MOJO REVIEW – December, 2006
Rag and bone man - Dylan? Dickens? Rembrandt? Shakespeare? A 21st Century beggars’ banquet…so says Mat Snow.
Tom Waits Orphans: Brawlers, Bawlers And Bastards (Anti) ***** (5-stars)
“Instant Mojo Classic”
TWENTY-FOUR rarities dating back to 1985 plus 30 new songs mixed up in three loosely ordered CDs, evoking the filthiest Southside steam-punk blooz-stomp, the purest mountain air, gallows laughter and the redemption promised in the whistle of the gospel train. Masterpiece isn’t the right word for such a profusion of profound delights; for an artist as much seen as heard through his various film, stage and art collaborations, exhibition is better. Best of all, though – given Tom Waits’ relish in the most cobwebbed curios, crotchety contraptions and dustily baroque sounds and speech – is junkshop. That’s certainly how the sleeve itself pictures this astounding collection. More even than his Exile On Main St., this is Tom Waits’ Basement Tapes.
With room to spread out, Tom Waits is not just unbuttoned but unchained. By contrast, this album’s three predecessors – Blood Money, Alice and Real Gone – sound narrow, even forced. To doubt that an album containing Ramones covers, the Peggy Seeger-sung folk ballad Two Sisters, the 1953 Sinatra hit Young At Heart plus originals ranging from backwoods sinister to topically passionate could possibly hang together is to forget that Tom’s victory of style over substance is actually a singularity of vision rather than an artist’s egotism. With his unfussy brushstrokes, umber hues and humanely honest delight in warts and all, he is the Rembrandt of modern music.
When Tom Waits sings a song, it grunts, sighs, chuckles and above all breathes. Though only sporadically seen on stage nowadays, Tom Waits on record does not smell of dead studio air but smoke, booze, sizzling valve amps, Naugahyde banquettes, frying onions and wet dog. His vision is that of Dickens and Shakespeare, where the world’s a stage and we are theatrical turns. Decay hunts his songs almost as much as Dylan’s (he is one of Bob’s “secret heroes”), but Waits celebrates rather than mourns the span between hatch and dispatch that teems with dreams and disappointments. From barstool to boondocks, Waits memorializes and revivifies an American before and beyond suburban flight. If Tom’s clock stopped around 1955, it’s perhaps because he shares the artist’s commonplace that the spirit withers when pushing a lawnmower. His work is a crowd of loners aching to tell their story.
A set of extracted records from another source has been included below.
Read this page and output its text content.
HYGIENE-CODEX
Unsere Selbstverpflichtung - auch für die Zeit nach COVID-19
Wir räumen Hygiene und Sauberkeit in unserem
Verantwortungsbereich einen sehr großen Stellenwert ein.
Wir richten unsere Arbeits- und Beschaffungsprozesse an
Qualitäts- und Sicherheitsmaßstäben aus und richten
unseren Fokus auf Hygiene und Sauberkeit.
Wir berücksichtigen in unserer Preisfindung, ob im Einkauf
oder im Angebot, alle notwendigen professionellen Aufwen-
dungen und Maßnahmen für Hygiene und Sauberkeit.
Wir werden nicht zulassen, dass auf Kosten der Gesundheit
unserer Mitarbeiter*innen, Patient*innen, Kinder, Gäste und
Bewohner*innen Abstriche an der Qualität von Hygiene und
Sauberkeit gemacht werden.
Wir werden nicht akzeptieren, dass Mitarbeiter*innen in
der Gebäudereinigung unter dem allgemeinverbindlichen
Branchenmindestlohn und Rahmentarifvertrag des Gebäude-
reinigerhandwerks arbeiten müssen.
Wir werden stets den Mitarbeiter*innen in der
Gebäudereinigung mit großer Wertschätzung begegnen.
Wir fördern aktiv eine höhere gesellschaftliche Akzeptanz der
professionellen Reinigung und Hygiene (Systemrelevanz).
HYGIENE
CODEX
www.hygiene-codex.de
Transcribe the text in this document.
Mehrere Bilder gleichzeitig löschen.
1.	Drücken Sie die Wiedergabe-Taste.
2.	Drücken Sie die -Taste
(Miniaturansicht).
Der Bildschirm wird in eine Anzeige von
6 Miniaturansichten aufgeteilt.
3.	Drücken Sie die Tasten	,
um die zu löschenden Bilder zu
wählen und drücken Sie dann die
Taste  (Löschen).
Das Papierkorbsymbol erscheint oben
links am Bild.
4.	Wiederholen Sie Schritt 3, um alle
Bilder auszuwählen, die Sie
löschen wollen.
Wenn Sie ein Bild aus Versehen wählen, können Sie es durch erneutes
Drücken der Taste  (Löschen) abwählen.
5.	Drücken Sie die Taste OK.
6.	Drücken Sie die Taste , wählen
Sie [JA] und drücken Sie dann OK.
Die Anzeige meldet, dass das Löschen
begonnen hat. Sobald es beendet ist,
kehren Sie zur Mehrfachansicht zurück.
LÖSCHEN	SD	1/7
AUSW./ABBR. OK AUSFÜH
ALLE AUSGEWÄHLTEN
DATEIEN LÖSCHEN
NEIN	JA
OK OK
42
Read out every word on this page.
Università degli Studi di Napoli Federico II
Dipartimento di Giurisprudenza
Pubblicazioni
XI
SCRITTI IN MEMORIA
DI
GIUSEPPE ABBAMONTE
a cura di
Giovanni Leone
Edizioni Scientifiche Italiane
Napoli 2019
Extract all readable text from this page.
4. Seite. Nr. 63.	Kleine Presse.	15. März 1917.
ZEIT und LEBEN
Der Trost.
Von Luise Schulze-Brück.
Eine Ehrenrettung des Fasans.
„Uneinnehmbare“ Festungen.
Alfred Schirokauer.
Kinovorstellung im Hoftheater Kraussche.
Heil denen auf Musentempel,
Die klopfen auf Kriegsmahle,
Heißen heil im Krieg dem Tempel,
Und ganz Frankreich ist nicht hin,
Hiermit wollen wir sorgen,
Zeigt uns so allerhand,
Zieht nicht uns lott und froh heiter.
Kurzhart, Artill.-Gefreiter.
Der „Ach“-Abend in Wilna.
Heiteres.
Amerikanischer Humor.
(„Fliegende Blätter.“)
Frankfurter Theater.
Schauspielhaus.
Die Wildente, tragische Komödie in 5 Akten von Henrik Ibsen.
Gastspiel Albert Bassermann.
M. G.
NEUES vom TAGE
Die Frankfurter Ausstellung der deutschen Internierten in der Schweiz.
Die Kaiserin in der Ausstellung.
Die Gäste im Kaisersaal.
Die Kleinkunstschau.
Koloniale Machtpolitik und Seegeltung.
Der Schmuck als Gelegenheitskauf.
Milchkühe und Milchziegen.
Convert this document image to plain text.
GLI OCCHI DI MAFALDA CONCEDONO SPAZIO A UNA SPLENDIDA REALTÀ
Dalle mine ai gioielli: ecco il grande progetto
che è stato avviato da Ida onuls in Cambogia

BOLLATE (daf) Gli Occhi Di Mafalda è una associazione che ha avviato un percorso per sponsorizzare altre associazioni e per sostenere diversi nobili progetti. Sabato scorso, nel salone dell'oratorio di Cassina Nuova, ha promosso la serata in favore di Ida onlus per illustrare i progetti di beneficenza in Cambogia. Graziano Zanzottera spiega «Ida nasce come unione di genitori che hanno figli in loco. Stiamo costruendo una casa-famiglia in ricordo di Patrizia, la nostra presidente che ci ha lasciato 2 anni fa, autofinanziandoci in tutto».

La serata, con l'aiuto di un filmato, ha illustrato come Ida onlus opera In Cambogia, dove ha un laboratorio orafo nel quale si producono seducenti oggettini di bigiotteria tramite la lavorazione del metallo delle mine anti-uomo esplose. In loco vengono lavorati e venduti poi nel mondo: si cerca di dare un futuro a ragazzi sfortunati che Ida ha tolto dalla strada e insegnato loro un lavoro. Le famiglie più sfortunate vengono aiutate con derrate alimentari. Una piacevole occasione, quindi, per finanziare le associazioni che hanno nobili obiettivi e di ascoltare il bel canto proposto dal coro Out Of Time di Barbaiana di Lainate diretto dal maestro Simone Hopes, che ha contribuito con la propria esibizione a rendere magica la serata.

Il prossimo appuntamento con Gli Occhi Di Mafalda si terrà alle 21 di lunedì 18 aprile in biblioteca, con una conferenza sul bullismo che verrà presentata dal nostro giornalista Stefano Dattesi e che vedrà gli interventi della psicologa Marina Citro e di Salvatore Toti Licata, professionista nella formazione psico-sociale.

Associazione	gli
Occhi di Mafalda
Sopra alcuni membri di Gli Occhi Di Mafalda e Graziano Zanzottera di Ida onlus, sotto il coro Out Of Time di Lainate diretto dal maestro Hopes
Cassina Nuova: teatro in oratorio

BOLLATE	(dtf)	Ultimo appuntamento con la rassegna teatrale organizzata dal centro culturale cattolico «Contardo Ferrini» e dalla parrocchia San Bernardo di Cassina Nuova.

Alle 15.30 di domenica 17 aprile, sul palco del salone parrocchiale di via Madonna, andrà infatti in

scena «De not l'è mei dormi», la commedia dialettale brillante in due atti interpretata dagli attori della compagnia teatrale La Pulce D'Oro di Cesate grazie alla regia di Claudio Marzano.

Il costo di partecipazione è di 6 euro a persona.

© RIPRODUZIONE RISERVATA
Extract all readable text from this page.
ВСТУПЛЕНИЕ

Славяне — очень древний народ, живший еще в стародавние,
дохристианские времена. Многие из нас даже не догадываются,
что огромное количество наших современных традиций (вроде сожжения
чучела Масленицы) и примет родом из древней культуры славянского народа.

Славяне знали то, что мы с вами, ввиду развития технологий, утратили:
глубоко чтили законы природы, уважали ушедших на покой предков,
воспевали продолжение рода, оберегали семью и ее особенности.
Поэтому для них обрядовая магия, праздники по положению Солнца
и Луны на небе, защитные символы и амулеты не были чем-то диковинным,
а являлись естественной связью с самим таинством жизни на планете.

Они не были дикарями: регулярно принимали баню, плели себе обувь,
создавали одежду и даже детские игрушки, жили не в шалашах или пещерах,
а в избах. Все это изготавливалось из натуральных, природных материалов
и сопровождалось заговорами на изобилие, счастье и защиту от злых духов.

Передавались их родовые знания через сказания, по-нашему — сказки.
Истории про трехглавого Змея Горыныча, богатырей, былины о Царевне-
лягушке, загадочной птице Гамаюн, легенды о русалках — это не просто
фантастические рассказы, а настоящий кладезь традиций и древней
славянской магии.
Hardly a song here does not merit an essay, but Road To Peace may well prove a protest song for now, that like Dylan’s The Lonesome Death Of Hattie Carroll, outlives the moment. Loud and direct, Waits steps out of character to hammer out the one blood-soaked news story after another from the Israeli-Palestinian ‘conflict’ and, as an American appalled at his country’s support of the slaughter, roars with mounting despair at the cruelly pointless inhumanity of it all. In an amazing album, it’s an amazing song. There are 53 more where that came from.